Building in Northumberland, England

Elsdon Tower is a Grade I listed medieval tower house converted for use as a Rectory situated at Elsdon, Northumberland. Originally part of the estate of Elsdon Castle, it later became a rectory and is now a private residence. The original construction dates from the 15th century and has been modified several times.

==History==

The property was first recorded as Vicars Pele, a pele tower in the occupation of the Rector of Elsdon in 1415. There is nearby a medieval motte and bailey castle, which was built by Robert de Umfraville and is known as Elsdon Castle.

The tower originally contained four storeys, was reduced in the 17th century to only three with a steeply sloping roof above a castellated parapet.
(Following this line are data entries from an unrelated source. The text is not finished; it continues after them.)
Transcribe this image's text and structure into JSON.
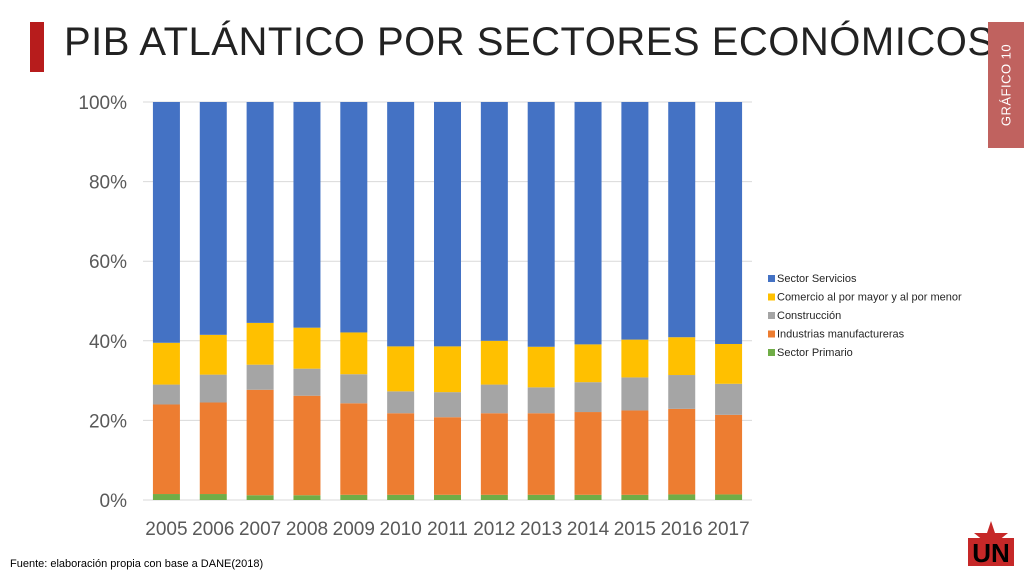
{
  "page": {
    "title": "PIB ATLÁNTICO POR SECTORES ECONÓMICOS",
    "side_label": "GRÁFICO 10",
    "source": "Fuente: elaboración propia con base a DANE(2018)",
    "logo_text": "UN"
  },
  "colors": {
    "accent": "#b71c1c",
    "side_tab": "#c0625f"
  },
  "chart_data": {
    "type": "bar",
    "stacked": true,
    "percent": true,
    "categories": [
      "2005",
      "2006",
      "2007",
      "2008",
      "2009",
      "2010",
      "2011",
      "2012",
      "2013",
      "2014",
      "2015",
      "2016",
      "2017"
    ],
    "ylim": [
      0,
      100
    ],
    "yticks": [
      "0%",
      "20%",
      "40%",
      "60%",
      "80%",
      "100%"
    ],
    "grid": true,
    "legend_position": "right",
    "series": [
      {
        "name": "Sector Primario",
        "color": "#70ad47",
        "values": [
          1.5,
          1.5,
          1.2,
          1.2,
          1.3,
          1.3,
          1.3,
          1.3,
          1.3,
          1.3,
          1.3,
          1.4,
          1.4
        ]
      },
      {
        "name": "Industrias manufactureras",
        "color": "#ed7d31",
        "values": [
          22.5,
          23,
          26.5,
          25,
          23,
          20.5,
          19.5,
          20.5,
          20.5,
          20.8,
          21.2,
          21.5,
          20
        ]
      },
      {
        "name": "Construcción",
        "color": "#a5a5a5",
        "values": [
          5,
          7,
          6.3,
          6.8,
          7.3,
          5.5,
          6.3,
          7.2,
          6.5,
          7.5,
          8.3,
          8.5,
          7.8
        ]
      },
      {
        "name": "Comercio al por mayor y al por menor",
        "color": "#ffc000",
        "values": [
          10.5,
          10,
          10.5,
          10.3,
          10.5,
          11.3,
          11.5,
          11,
          10.2,
          9.5,
          9.5,
          9.5,
          10
        ]
      },
      {
        "name": "Sector Servicios",
        "color": "#4472c4",
        "values": [
          60.5,
          58.5,
          55.5,
          56.7,
          57.9,
          61.4,
          61.4,
          60,
          61.5,
          60.9,
          59.7,
          59.1,
          60.8
        ]
      }
    ],
    "legend_order": [
      "Sector Servicios",
      "Comercio al por mayor y al por menor",
      "Construcción",
      "Industrias manufactureras",
      "Sector Primario"
    ]
  }
}
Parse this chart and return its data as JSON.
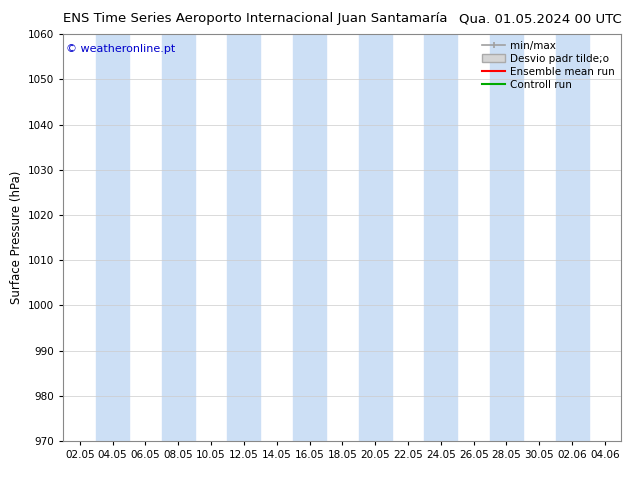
{
  "title_left": "ENS Time Series Aeroporto Internacional Juan Santamaría",
  "title_right": "Qua. 01.05.2024 00 UTC",
  "ylabel": "Surface Pressure (hPa)",
  "watermark": "© weatheronline.pt",
  "ylim": [
    970,
    1060
  ],
  "yticks": [
    970,
    980,
    990,
    1000,
    1010,
    1020,
    1030,
    1040,
    1050,
    1060
  ],
  "xtick_labels": [
    "02.05",
    "04.05",
    "06.05",
    "08.05",
    "10.05",
    "12.05",
    "14.05",
    "16.05",
    "18.05",
    "20.05",
    "22.05",
    "24.05",
    "26.05",
    "28.05",
    "30.05",
    "02.06",
    "04.06"
  ],
  "bg_color": "#ffffff",
  "band_color": "#ccdff5",
  "legend_items": [
    {
      "label": "min/max",
      "color": "#a0a0a0"
    },
    {
      "label": "Desvio padr tilde;o",
      "color": "#c8c8c8"
    },
    {
      "label": "Ensemble mean run",
      "color": "#ff0000"
    },
    {
      "label": "Controll run",
      "color": "#00aa00"
    }
  ],
  "title_fontsize": 9.5,
  "axis_fontsize": 8.5,
  "tick_fontsize": 7.5,
  "legend_fontsize": 7.5,
  "watermark_fontsize": 8.0
}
It is 13.15 × 9.4 m, with the longer side running from west-north-west to east-south-east. The walls are about 2.6 m thick. It has a timber roof. The parapets display the crest of the Umfraville family, who lived in the area but abandoned Eldon Castle for Harbottle Castle.

Subsequent buildings have been adjoined on the north and west of the tower. Between 1820–1826, Archdeacon Singleton built an entrance porch and a two-storey, two-bayed house extension.

The tower was Grade I listed in 1953. It was in use as the Rectory until 1960. It was fully renovated and restored between 1995 and 1998, which included a significant amount of archaeological research during the works. The only remaining features of the original 15th century construction are a garderobe and fireplace on the original first floor. The tower is closed to the public but access is available to view it from nearby.